His lecture was on the ethics of alternative dispute resolution, which is the use of mediation or arbitration to resolve a dispute instead of litigation.
Birch is a retired judge of the U.S. Court of Appeals for the 11th Circuit, where he served for more than 20 years. He is now a mediator and arbitrator with JAMS, one of the largest private alternative dispute resolution firms in the world.
Alternative dispute resolution touches most Americans even if they don’t realize it. Birch noted that people can hardly sign a phone contract or own a credit card without agreeing to waiving their right to sue in favor of arbitration.
The mediator or arbiter, sometimes called the “neutral,” in these cases must abide by ethical guidelines to ensure the proceedings are fair and thus maintain the trust of both parties. These guidelines, according to Birch, include avoiding conflicts of interest, upholding confidentiality between the parties and maintaining impartiality.
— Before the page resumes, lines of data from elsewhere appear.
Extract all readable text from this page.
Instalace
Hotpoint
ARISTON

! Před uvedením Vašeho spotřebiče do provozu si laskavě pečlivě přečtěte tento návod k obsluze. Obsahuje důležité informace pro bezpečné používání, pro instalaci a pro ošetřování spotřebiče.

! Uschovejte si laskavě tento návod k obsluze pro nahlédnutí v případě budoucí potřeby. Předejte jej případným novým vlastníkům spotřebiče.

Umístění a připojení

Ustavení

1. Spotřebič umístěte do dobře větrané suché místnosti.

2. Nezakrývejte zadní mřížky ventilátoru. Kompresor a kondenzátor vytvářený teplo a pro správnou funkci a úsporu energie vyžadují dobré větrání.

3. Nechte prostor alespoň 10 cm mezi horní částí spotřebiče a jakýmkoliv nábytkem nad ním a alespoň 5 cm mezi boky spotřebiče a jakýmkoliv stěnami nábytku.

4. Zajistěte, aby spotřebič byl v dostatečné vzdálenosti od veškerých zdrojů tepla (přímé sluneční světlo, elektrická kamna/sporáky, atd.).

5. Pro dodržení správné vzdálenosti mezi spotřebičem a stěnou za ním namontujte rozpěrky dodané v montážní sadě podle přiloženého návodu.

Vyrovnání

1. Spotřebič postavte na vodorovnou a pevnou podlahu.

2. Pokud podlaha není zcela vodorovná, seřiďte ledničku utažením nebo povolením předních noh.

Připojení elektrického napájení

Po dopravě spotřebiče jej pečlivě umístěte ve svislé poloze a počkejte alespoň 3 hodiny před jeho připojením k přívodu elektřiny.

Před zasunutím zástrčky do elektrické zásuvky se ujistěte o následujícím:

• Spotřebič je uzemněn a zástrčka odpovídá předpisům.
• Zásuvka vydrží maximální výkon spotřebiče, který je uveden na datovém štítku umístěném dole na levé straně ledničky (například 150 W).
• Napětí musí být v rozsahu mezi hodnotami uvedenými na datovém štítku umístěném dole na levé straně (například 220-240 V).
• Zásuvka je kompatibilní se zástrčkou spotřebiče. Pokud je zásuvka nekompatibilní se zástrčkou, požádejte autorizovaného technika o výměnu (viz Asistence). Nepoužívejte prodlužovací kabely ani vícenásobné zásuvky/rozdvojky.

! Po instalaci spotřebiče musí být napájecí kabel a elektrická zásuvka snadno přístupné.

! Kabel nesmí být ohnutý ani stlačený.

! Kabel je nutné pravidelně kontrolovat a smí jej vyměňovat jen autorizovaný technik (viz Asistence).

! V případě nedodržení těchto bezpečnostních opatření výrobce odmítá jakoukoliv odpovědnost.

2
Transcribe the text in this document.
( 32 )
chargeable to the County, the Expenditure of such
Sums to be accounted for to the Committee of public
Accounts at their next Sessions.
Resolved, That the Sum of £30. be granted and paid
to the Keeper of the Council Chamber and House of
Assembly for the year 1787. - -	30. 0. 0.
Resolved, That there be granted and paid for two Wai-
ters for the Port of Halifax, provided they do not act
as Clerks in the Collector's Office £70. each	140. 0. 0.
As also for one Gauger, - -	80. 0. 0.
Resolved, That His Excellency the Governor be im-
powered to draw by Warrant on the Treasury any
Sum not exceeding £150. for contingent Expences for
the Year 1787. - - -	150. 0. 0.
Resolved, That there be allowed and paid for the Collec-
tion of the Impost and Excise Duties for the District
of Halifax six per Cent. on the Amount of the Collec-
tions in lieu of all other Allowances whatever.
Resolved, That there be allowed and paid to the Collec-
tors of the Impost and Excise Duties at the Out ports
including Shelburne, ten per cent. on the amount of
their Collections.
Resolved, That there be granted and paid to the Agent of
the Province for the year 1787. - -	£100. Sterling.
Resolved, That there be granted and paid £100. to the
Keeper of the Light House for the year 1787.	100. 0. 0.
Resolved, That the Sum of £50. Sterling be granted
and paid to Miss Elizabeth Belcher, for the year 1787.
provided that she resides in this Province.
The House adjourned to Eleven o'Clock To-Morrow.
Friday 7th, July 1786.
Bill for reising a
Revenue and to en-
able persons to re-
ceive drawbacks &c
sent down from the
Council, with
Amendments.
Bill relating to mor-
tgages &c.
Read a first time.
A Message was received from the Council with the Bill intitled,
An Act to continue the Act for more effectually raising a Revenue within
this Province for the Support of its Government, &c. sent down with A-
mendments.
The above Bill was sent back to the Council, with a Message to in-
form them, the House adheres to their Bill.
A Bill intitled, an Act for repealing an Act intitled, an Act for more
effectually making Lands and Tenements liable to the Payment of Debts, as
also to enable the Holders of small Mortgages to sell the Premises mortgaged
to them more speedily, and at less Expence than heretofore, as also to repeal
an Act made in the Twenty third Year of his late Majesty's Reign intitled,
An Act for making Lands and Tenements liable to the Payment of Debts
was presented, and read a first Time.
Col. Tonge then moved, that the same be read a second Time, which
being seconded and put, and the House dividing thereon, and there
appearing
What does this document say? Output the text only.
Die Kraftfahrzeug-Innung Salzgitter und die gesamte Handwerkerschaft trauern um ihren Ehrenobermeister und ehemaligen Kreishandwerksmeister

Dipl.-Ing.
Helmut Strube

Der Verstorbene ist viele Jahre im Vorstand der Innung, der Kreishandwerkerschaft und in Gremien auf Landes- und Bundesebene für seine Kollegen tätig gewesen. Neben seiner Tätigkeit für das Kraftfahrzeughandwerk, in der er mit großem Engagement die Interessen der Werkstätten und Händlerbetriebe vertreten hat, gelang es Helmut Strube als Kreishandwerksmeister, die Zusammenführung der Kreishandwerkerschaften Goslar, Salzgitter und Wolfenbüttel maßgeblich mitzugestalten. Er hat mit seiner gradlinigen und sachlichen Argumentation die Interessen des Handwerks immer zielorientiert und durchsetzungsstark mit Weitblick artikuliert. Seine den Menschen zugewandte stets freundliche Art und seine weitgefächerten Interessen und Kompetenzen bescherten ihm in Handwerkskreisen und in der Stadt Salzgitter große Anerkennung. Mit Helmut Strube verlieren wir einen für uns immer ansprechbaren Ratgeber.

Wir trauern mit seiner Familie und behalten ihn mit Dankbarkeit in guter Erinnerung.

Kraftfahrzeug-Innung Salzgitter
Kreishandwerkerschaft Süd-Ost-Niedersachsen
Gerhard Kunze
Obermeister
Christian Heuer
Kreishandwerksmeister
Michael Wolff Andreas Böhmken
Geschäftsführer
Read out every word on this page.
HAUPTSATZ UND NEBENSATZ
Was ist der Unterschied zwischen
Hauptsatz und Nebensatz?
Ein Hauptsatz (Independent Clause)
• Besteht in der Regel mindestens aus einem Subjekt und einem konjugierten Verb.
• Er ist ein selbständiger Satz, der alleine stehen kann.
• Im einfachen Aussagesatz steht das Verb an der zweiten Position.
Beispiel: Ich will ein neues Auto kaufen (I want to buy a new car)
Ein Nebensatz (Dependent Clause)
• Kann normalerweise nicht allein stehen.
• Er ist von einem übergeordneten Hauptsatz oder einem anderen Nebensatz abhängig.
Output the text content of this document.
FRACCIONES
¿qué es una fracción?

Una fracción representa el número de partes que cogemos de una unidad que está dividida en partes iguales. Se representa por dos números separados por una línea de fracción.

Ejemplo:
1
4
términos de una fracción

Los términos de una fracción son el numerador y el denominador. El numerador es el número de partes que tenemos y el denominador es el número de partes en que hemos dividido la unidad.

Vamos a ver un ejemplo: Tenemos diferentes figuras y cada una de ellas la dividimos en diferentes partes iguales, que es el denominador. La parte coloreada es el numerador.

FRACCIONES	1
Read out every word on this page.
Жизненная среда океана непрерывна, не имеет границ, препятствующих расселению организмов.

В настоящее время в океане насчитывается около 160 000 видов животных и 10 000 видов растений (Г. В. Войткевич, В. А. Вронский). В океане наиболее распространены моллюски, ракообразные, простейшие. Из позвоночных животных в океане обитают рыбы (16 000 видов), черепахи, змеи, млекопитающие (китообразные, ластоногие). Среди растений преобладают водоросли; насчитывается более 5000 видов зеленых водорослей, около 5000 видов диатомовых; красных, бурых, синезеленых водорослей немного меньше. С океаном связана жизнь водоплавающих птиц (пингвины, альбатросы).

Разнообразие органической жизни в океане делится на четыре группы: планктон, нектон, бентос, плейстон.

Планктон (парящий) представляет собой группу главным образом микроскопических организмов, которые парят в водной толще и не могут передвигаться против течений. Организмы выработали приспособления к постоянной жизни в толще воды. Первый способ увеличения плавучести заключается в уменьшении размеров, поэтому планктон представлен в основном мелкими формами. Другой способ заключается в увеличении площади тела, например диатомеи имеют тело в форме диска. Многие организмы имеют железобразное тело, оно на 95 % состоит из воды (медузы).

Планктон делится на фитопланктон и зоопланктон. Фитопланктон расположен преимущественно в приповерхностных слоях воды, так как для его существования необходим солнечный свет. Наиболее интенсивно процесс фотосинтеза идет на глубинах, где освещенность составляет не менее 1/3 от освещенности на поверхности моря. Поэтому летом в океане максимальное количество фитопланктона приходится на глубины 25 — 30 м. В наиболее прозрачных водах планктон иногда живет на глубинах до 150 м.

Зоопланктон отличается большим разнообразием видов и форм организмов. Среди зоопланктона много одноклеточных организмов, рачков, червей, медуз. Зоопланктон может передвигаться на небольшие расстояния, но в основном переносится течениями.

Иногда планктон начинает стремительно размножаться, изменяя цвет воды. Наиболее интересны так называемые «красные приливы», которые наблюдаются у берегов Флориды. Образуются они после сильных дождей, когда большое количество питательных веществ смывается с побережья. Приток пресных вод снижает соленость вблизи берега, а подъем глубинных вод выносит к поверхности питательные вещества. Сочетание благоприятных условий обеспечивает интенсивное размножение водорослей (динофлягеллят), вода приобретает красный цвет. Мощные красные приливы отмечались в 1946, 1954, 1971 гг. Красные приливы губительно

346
During his lecture, Birch highlighted how the state of Georgia is a national model for ethical guidelines in alternative dispute resolution.
“We are very fortunate in Georgia to have a very robust ethics system in place for arbitration and mediation services,” he said. “We should be proud of that situation.”
In conjunction with the University System of Georgia, the University of Georgia was once again a participant of International Fraud Awareness Week. In support of this week, UGA observed Ethics Awareness Week Nov. 13-17 to promote an ethical culture on campus and raise awareness about ethics resources available at UGA. The university’s Internal Auditing Division led the observance.